Dante Gabriel Rossetti, Lady Lilith
In 1849, the young poet Dante Gabriel Rossetti ( 1828-82) painted his first picture, The Girlhood of Mary Virgin. It started a movement in London which leads uninterruptedly and logically through half a century to Art Nouveau, thus marking a turning point in art history. For the first time, the latent tendencies that were to be realized in Art Nouveau made their existence known and emerged from prehistory into a historically comprehensible phase which deserves to be called "Early Art Nouveau."
We see here for the first time fancifully invented accessory objects, forms, and ornaments that could easily be imagined in an interior of about 1900, decorated in the Art Nouveau style of England, Holland, or Vienna. The ceramic vase on the pile of books, the glass vase on the balustrade, and the oil lamp beside it represent an early Art Nouveau style, with a return to simple basic forms in which nothing refers to historical examples; their closed and gliding outlines and their elongated proportions reveal their absolute opposition to the Victorian or Continental style which characterizes the applied arts of the middle of the nineteenth century. The abstract ornaments of the handled vase, with their linear ramifications as well as the geometrical ornaments at the upper border of the balustrade, come very close to the style of Scottish or Viennese High Art Nouveau and already tend toward the complementary attitude that was to become such a special feature of Art Nouveau.

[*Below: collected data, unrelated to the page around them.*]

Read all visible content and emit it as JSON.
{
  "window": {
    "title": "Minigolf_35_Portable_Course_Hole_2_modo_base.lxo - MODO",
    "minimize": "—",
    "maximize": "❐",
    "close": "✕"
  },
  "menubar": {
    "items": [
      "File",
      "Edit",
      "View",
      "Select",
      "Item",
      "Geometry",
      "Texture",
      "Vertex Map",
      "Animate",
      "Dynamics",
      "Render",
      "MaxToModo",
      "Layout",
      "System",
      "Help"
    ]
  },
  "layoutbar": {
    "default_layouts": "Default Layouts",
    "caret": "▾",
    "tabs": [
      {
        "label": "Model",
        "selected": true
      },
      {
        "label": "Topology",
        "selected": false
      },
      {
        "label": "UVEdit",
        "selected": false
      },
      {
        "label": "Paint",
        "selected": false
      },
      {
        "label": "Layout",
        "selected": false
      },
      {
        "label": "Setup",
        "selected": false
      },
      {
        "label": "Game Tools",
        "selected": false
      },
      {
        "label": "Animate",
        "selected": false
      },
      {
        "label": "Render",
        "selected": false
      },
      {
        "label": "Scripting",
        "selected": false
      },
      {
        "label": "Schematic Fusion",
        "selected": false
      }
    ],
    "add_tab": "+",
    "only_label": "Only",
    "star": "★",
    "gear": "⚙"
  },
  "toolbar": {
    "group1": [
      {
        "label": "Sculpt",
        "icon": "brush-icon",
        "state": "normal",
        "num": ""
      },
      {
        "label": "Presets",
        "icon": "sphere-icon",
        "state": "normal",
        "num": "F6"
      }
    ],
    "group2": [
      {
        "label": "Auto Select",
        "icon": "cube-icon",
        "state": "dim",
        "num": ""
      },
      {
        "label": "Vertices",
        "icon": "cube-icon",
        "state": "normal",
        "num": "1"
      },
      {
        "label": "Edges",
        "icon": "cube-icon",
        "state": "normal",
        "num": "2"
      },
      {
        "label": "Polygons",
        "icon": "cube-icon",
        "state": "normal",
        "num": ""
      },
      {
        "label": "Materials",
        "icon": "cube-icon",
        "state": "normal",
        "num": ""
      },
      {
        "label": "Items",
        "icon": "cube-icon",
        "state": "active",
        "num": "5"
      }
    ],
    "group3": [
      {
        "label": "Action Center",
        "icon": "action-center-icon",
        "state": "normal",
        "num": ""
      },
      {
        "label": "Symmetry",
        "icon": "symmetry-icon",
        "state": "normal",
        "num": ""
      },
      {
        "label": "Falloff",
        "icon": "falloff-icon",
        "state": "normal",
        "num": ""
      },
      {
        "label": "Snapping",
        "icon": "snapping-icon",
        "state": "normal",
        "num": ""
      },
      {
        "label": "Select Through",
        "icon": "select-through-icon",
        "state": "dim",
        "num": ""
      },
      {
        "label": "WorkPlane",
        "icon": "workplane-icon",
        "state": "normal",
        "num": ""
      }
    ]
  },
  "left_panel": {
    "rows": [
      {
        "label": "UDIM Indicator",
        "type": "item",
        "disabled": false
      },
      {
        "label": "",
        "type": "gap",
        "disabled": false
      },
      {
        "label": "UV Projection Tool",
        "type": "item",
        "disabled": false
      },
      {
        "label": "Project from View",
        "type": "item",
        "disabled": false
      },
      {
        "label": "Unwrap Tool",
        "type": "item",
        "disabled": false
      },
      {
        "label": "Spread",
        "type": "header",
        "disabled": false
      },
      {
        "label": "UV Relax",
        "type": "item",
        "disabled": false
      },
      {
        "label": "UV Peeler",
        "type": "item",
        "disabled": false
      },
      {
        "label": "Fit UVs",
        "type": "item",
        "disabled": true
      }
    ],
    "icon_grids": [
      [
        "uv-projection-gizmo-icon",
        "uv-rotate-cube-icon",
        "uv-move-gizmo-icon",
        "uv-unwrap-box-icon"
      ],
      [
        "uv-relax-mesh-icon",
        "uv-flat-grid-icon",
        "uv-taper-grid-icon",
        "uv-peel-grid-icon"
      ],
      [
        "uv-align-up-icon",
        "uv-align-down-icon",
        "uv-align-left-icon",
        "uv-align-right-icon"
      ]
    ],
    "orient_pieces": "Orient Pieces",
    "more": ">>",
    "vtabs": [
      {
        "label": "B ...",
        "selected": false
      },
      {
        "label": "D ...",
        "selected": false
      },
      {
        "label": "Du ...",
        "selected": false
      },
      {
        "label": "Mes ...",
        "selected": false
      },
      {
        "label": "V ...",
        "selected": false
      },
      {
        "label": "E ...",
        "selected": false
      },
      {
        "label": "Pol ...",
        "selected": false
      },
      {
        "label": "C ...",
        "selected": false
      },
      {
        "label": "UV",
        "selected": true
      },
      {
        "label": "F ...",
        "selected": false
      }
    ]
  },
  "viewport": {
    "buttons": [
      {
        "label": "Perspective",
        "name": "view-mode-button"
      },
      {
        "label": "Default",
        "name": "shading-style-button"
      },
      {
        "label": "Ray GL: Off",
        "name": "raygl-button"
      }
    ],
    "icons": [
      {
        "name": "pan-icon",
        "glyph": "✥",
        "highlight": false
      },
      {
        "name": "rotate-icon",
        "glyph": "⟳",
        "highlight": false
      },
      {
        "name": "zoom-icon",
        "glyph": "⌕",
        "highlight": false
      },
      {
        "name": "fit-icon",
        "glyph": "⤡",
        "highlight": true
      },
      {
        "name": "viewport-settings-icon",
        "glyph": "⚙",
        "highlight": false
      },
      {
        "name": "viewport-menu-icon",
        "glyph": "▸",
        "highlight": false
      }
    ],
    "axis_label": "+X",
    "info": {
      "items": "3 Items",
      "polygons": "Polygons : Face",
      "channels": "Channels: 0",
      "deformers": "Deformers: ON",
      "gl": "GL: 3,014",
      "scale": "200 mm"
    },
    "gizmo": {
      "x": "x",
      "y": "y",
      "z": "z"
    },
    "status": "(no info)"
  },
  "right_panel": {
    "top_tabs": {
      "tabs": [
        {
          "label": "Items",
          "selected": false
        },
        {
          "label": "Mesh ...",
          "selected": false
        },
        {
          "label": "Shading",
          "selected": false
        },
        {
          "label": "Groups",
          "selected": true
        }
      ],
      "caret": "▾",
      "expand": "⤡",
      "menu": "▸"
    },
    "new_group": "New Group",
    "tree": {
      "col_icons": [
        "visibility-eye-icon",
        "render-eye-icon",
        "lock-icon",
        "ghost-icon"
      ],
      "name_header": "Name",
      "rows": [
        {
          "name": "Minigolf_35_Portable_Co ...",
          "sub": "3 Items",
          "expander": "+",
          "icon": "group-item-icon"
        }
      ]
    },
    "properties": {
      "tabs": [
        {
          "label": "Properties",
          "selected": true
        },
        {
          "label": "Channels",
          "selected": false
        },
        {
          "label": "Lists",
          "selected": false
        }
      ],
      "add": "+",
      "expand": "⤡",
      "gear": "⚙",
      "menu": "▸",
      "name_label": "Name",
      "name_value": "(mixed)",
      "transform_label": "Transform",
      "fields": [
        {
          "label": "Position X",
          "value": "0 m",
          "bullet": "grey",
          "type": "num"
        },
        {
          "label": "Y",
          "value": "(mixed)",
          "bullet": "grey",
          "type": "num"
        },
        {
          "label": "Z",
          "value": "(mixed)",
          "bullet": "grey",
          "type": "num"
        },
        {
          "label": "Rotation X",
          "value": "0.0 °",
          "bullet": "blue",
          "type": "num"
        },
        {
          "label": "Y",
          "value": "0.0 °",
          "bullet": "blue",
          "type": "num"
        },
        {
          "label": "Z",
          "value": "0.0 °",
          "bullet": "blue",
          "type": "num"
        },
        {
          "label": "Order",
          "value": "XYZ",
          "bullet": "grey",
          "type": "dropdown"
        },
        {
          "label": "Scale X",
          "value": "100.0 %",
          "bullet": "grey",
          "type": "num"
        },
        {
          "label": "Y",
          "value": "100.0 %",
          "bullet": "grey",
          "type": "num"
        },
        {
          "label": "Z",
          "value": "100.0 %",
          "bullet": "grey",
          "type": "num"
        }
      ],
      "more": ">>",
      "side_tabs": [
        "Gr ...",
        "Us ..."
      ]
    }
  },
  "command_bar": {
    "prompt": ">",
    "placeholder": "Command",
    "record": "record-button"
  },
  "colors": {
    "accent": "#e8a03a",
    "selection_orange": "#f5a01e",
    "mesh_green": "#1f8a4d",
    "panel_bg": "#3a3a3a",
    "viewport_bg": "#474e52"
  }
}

In addition, the openwork of the balustrade's lower part has Gothic patterns; an individually interpreted Gothic style, simplified, it is true, to the point of almost resembling the Gothic of concrete castings of the end of the century such as Anatole de Baudot actually used in the nineties in his Church of Saint Jean, on the Place des Abbesses in Montmartre. In Rossetti's painting, the objects he represents and the style he adopts are entirely new. According to the aims pursued by the Pre-Raphaelite school, everything had to be represented in its details with the utmost realism, as the painters before Raphael had done; but what materializes as a result of this realism of details is a purely imaginative creation. The scene that is represented, the objects, and the new type of beauty in the faces of the figures are a personal invention of Rossetti's and the whole picture, in its formal construction too, has a character of its own that cannot be overlooked. Closed, simplified, and clear forms dominate the plane surface. Single forms, with the exception of the small leaves in the bower, are assembled in larger complexes of closed forms; the balustrade, the curtain, the books, the embroidery frame, and even the figure of the girl seen in profile, are not only arranged parallel to the plane of the picture but, moreover, everything that might appear in three-dimensional relief is reduced as far as possible to the flat and two-dimensional plane. Despite the realistic alternation of light and shadow, one can detect an endeavor to create homogeneous complexes closed in themselves by linear contours and set against each other in stark contrast. These structures are not yet "surface-bodies," flat forms homogeneous in themselves, but tend in this direction; one might even say that the real surface-bodies of the ornaments offer us the key for the interpretation of all the forms. Even the composition in itself forms an ornament; the picture is constructed in perpendicular and horizontal lines as well as right angles, so that the symbol of the Christian Cross, instead of being baldly represented, is integrated within the structure. The dry, unpainterly manner of applying the color as in a poster, and the artist's predilection for narrow, long, linear forms, differs from what is usual in the art of the period and is already essentially related to Art Nouveau.